Design vs. bug: PromptArmor explicitly frames this as a design property of multi-system agentic delegation, not a specific exploitable bug. That makes it harder to patch - requires rethinking the approval model for all agentic actions, not just fixing one endpoint.
Attack surface scales with integration: Every new system an agent can reach is a new potential exfiltration channel. The enterprise AI integration wave (2025-2026) is creating this surface faster than security tooling can audit it.
Model-level mitigations: The high success rate against Claude Opus 4.7 suggests model-level safety training is insufficient for this attack class. Structural controls (human-in-the-loop for sensitive actions) remain the only reliable defense.

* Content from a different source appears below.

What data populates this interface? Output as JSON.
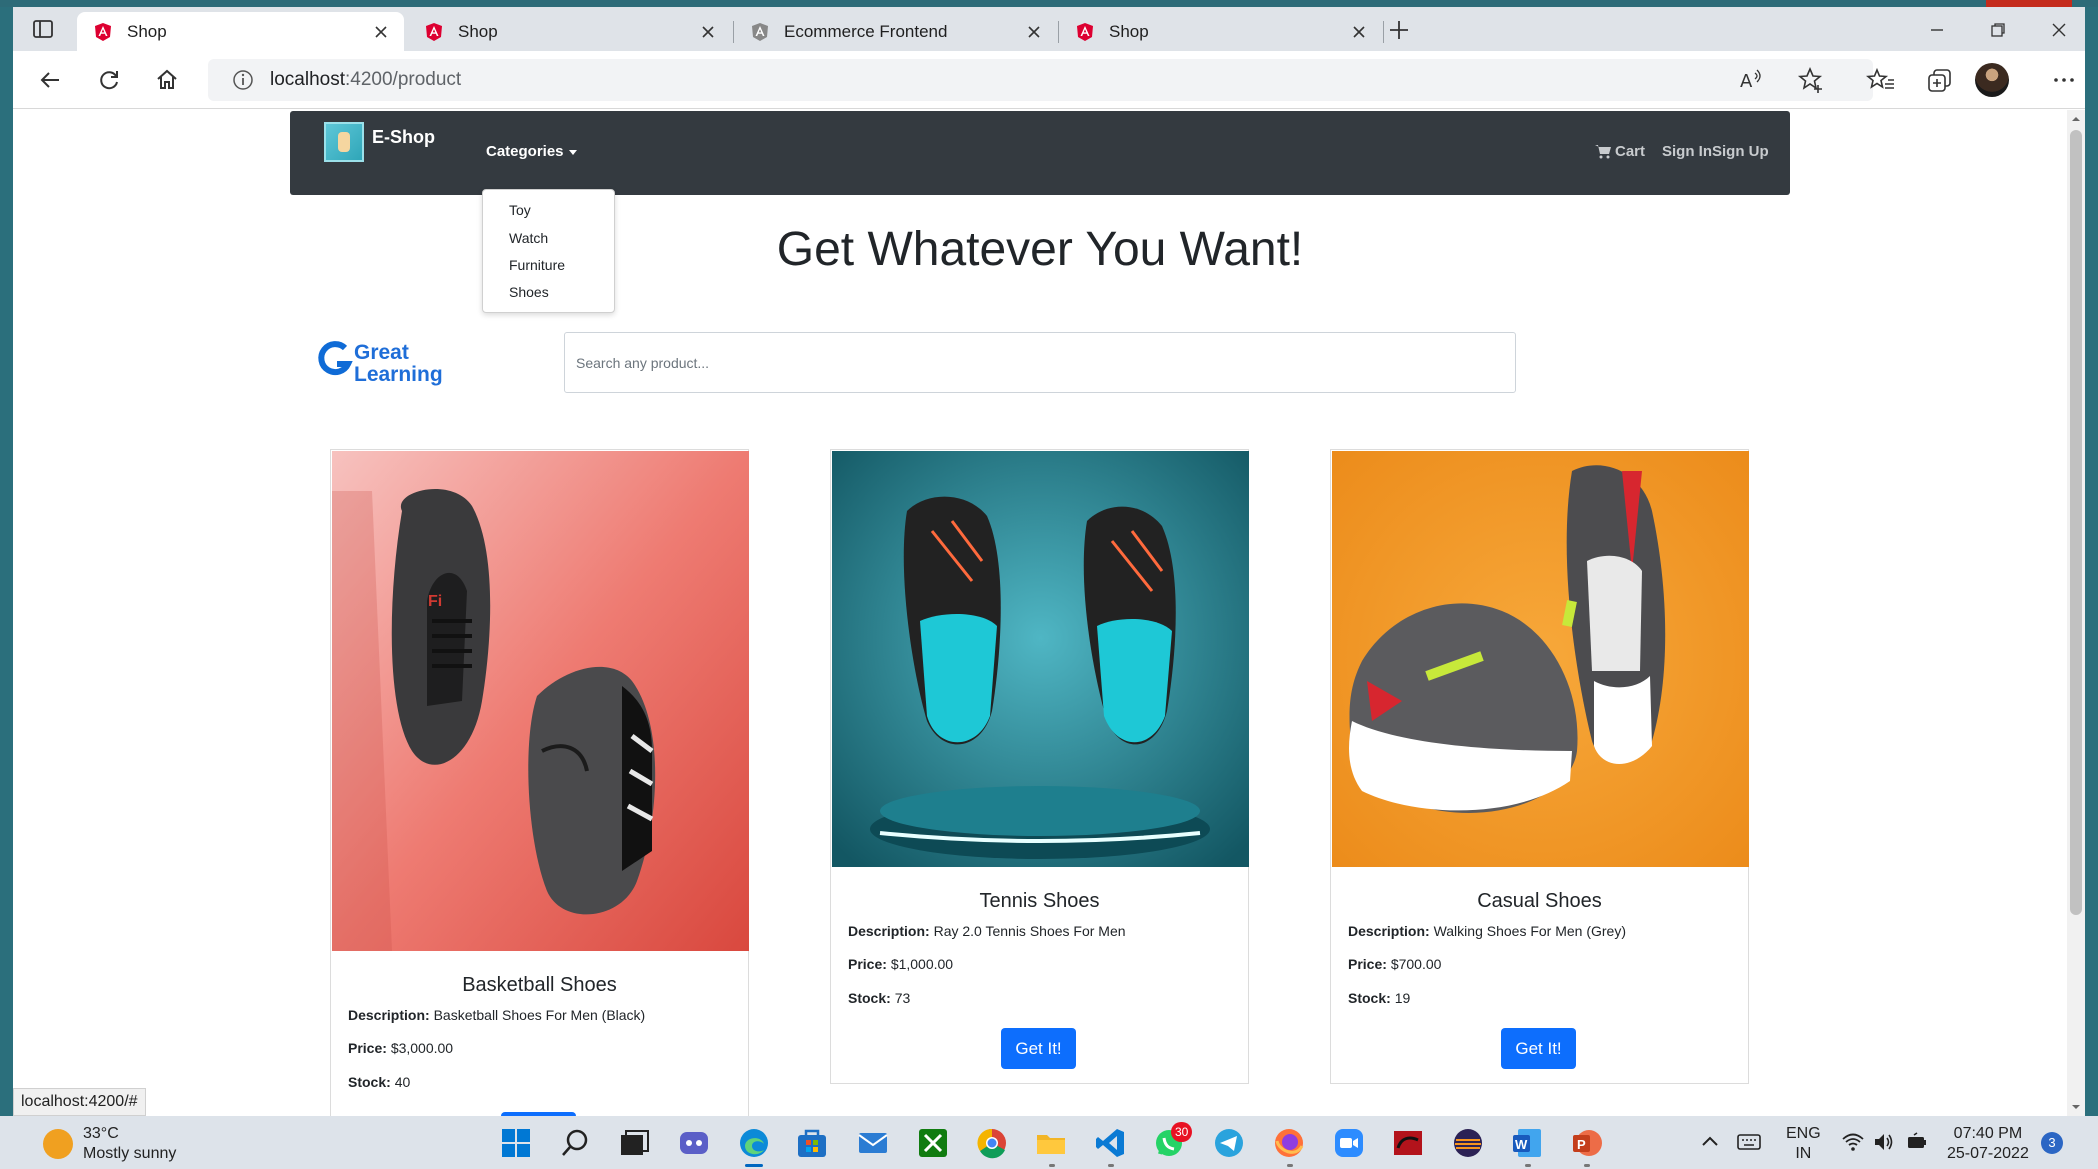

The consistent principle: Both W22 (Copilot Cowork) and W23 (RAG authorization) converge on the same structural insight: access control must be enforced as close to the data source as possible, not delegated to model behavior. Copilot Cowork failed because the LLM had implicit authority to send emails; RAG fails when the vector DB doesn’t enforce user permissions before retrieval. The pattern is the same: relying on the model to “know” what it shouldn’t do is not a security architecture.
Phishing via legitimate OSS infrastructure: The Kaneo phishing case (open-source-sustainability) is a non-AI-specific data point: verified email-sending domains attached to open, unverified signup are exploitable infrastructure regardless of AI. As more developers expose transactional email APIs through OSS tools, this attack surface grows.
Vendor silent degradation as a new threat class: The Fable 5 case introduces a category that doesn’t fit the standard threat model — the adversary is the tool vendor, the “attack” is policy enforcement, and the “vulnerability” is trust in infrastructure you don’t control. The walkback doesn’t undo the precedent. The structural question: what changes in enterprise AI procurement when vendor policy can silently degrade output, and the vendor controls both the definition of “targeted behavior” and the enforcement mechanism?
Scope creep in vendor definitions: Anthropic claimed the policy affected 0.03% of developers. But the definition of “frontier AI development” is expanding as ML techniques (fine-tuning, reranking, embeddings) become standard product-engineering practice. The risk isn’t today’s 0.03% — it’s the category expanding to encompass ordinary product work within 2–3 years.
State-level export control as a new security category: The Fable/Mythos directive is the first instance of a government treating model access as a geopolitical resource subject to export control. W24 (silent degradation) was vendor policy; W25 is government mandate. These are structurally different threats requiring different mitigations. Vendor policy can be negotiated or walked back; export control directives cannot. The question for enterprises with international teams: which model dependencies are now geopolitical exposure?
Open weights as resilience against state-level risk: The techstackups.com GLM-5.2 comparison explicitly frames open weights as a hedge against export control risk: “weights you can download can’t be taken away.” The irony: the same safety rhetoric that justified the ban is the argument for moving toward open-weight models that are immune to it.